NAIROBI, Kenya, Sep 23 – His world was on the verge of turning upside down and his education was in the blink of ending when he was in secondary school.
The demise of his father soon after joining secondary school, Jeremiah Onyapindi narrates exposed the family to deep financial distress.
Onyapindi did his KCPE exams in 2015, scoring an impressive 377 marks. This mark opened the gateway for future success.
In early 2016, 15-year-old Onyapindi started his secondary school journey after being selected to join Butere Boys High school in Kakamega County. He was elated.
However, as fate would have it, his happiness would not last for long. Soon after joining Form I, the worst happened; Jeremiah lost his father. His world stopped.
“When my father died, my life changed forever. I felt alone, scared, angry, and cheated out of a lifetime of memories with the most important person in my life. Burying my father at a time I needed him most hit me in a way that I never expected,” Onyapindi recalls.
The death of his father who was the family’s bread winner exposed his family to deep financial woes.

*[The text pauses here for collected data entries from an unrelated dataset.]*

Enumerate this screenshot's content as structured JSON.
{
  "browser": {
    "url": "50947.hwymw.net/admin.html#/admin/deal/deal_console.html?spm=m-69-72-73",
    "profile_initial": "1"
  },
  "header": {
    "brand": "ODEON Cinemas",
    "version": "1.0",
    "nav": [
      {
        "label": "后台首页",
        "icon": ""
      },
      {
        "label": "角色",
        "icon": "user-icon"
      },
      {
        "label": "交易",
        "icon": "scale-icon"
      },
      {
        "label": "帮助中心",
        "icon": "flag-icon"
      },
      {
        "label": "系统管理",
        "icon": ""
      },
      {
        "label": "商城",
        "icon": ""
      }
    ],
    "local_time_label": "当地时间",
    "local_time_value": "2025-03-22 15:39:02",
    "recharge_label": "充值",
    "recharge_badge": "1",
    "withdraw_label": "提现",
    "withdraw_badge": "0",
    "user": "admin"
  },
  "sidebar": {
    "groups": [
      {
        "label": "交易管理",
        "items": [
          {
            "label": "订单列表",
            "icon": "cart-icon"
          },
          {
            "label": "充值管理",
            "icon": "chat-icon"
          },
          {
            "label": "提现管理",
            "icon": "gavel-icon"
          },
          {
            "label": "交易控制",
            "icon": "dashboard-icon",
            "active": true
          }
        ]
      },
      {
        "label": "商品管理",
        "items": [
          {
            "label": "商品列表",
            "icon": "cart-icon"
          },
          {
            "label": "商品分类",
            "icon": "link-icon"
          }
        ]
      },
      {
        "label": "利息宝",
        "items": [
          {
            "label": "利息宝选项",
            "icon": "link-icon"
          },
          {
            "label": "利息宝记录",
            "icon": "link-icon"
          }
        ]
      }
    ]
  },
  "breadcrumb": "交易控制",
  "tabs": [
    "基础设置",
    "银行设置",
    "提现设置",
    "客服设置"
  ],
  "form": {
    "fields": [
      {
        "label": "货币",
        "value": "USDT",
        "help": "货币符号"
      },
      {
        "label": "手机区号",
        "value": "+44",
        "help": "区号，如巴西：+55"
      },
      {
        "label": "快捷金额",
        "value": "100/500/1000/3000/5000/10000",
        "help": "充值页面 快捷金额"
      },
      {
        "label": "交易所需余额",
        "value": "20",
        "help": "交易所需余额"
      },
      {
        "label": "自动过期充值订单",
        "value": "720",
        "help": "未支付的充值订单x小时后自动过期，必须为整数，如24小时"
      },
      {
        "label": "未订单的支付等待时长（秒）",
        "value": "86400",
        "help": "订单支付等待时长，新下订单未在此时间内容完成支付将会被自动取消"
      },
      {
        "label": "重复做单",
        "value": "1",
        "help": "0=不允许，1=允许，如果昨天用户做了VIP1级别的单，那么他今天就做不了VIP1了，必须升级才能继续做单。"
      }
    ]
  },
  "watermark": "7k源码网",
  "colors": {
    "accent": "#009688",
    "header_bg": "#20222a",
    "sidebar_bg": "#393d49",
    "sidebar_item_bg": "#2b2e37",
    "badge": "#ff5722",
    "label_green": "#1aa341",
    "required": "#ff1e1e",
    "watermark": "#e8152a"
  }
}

He says his former primary school was a great source of support in his early life enabling him to excel academically.
With his education in trouble, it supported him once again and sponsored him to complete secondary school, keeping the gateway to success open for him.

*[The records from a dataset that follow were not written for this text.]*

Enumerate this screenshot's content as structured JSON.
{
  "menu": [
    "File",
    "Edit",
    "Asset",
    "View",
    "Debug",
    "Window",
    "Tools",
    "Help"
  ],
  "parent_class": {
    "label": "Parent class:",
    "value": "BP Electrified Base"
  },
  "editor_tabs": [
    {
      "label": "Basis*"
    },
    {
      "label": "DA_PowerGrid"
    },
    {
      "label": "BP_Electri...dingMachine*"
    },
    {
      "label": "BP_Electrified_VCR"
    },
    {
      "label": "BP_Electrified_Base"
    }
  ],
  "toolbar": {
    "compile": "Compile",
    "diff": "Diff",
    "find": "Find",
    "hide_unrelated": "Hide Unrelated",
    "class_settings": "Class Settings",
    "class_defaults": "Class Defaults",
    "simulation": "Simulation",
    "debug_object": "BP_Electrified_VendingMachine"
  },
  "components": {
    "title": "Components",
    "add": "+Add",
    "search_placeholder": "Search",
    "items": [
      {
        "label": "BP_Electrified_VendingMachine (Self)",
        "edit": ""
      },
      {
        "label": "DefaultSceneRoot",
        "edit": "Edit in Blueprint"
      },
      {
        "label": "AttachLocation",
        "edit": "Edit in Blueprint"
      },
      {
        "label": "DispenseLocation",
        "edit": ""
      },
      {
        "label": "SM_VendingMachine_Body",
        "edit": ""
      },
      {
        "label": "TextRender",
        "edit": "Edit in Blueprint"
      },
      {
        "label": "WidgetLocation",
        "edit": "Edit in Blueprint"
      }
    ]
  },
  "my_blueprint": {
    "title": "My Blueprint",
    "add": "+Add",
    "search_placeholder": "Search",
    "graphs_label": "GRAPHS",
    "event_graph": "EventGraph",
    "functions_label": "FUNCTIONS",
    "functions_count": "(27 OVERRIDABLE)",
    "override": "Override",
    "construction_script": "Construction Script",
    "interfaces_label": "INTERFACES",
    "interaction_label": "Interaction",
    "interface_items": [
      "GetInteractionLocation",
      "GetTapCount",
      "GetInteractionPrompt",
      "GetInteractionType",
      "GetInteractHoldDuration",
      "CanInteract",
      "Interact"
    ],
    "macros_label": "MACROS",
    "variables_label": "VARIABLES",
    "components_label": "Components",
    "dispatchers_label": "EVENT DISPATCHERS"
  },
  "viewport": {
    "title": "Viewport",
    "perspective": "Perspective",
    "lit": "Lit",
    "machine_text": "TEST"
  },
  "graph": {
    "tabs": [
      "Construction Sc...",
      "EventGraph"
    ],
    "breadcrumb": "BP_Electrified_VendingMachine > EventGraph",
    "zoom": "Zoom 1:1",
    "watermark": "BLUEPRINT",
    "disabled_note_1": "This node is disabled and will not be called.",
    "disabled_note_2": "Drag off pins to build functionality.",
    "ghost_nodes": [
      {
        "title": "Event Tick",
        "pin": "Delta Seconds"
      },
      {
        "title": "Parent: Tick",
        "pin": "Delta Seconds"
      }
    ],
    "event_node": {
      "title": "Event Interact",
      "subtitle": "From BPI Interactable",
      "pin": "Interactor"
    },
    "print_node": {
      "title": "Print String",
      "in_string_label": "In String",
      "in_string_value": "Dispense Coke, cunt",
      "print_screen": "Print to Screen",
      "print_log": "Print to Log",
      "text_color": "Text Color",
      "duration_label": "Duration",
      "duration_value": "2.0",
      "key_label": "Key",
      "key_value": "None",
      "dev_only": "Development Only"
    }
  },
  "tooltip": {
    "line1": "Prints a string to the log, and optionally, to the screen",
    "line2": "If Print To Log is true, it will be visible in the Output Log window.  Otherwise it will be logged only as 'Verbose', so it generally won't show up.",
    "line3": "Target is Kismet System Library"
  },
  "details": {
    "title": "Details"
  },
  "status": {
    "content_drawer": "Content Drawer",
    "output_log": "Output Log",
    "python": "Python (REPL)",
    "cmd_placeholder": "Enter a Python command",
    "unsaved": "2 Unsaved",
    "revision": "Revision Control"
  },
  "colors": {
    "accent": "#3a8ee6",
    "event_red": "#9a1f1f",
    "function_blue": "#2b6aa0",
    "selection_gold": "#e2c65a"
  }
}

Today, Onyapindi is an engineering student at Jomo Kenyatta University of Agriculture and Technology (JKUAT).
Onyapindi was born into a large family of more than 10 children, in the border town of Malaba in Bungoma County.
He was born in a village where life was very hard and making ends meet was constantly a struggle.
Children growing up there faced many challenges; including accessing quality education.
Many children in large families like his, did not go to school and if they did, they learned very little in the overcrowded classrooms with no resources.
Luckily for him, his parents heard about a school called Bridge in the neighborhood that was providing high-quality education at an affordable cost for families like his.
According to Onyapindi, the school had good teachers and used technology to help pupils learn.
The school was focused on keeping children engaged, he says. Everyone had to participate in the lessons, and everyone was noticed. The teacher cared about him and his friends.
There was no place to hide and be silent. It grew his learning quickly and gave him confidence.
His mother, who was a stay-at-home mum could not sustain the family’s needs from the meager proceeds she got from subsistence farming. His secondary school education hung in the balance.
His alma mater, Bridge, heard about Onyapindi’s predicament. Secondary school fees were challenging for many of the pupils at Bridge; even when they have excelled at the primary level their educational future can hang in the balance.
To try and help, Bridge runs a sponsorship programme for its academically gifted graduates to help them attend secondary school if they need it.
Onyapindi’s family tragedy and his previous performance at school meant that he was a strong candidate for the programme and the school network found him sponsorship that covered the cost of his secondary school education.
“When my dad died, I had no idea what to do. Bridge came to my rescue at a time when the fate of my education hung in a balance. My father, who was the breadwinner, passed on when I had just joined form one. Bridge told me about the sponsorship programme for graduates and helped me to complete my secondary school education,” he says.
This gave him peace of mind and an opportunity to focus on his studies, without having to worry about when and where the next term’s tuition and upkeep fee would come from.
“Bridge supported me; they made sure I never lacked anything that would compromise my studies. I never missed any class or school as my fee was paid in time. They also followed up on my progress in secondary school and encouraged me to work hard and be smart. They empowered me to succeed,” Onyapindi says.
Life in secondary school was not rosy for Onyapindi. Reeling from the loss of his father, he struggled for some time with concentration in the classroom.
Despite the difficulty in concentration and feeling of great loss, Onyapindi was determined to succeed. He put in intensive effort and studied hard, never giving up, and overcame obstacles to achieve his dream of going to university.
He graduated from high school as one of the top students in the 2019 KCSE exams with a mean grade of A- making everybody involved in his course proud.
In August 2020, Onyapindi joined Jomo Kenyatta University of Agriculture and Technology (JKUAT) to study a degree in Mechatronics Engineering. It was a dream come true for him, and one that mattered most to him because of his father’s connections.
He says that his interest in the field of engineering dates back to his early years in primary school.
As a child he was always fascinated by the very concept of automobiles. Besides, his father’s involvement in the automotive industry as a mechanic further enhanced his interest in engineering.
He was the one responsible for sparking the quest for an engineering career in him.
“I would love to keep my father’s memory alive by seeing to it that I complete my education and become an engineer just like he was. His death will be a constant reminder and motivation to keep aiming for the sky,” he said.
He is eager to follow his lifelong dream of becoming an engineer, to increase his knowledge in the field of engineering, and to surround himself with people who have similar interests.
As somebody who has experienced painful loss in his life, Onyapindi says that education is the only thing in life that can never be taken away from him.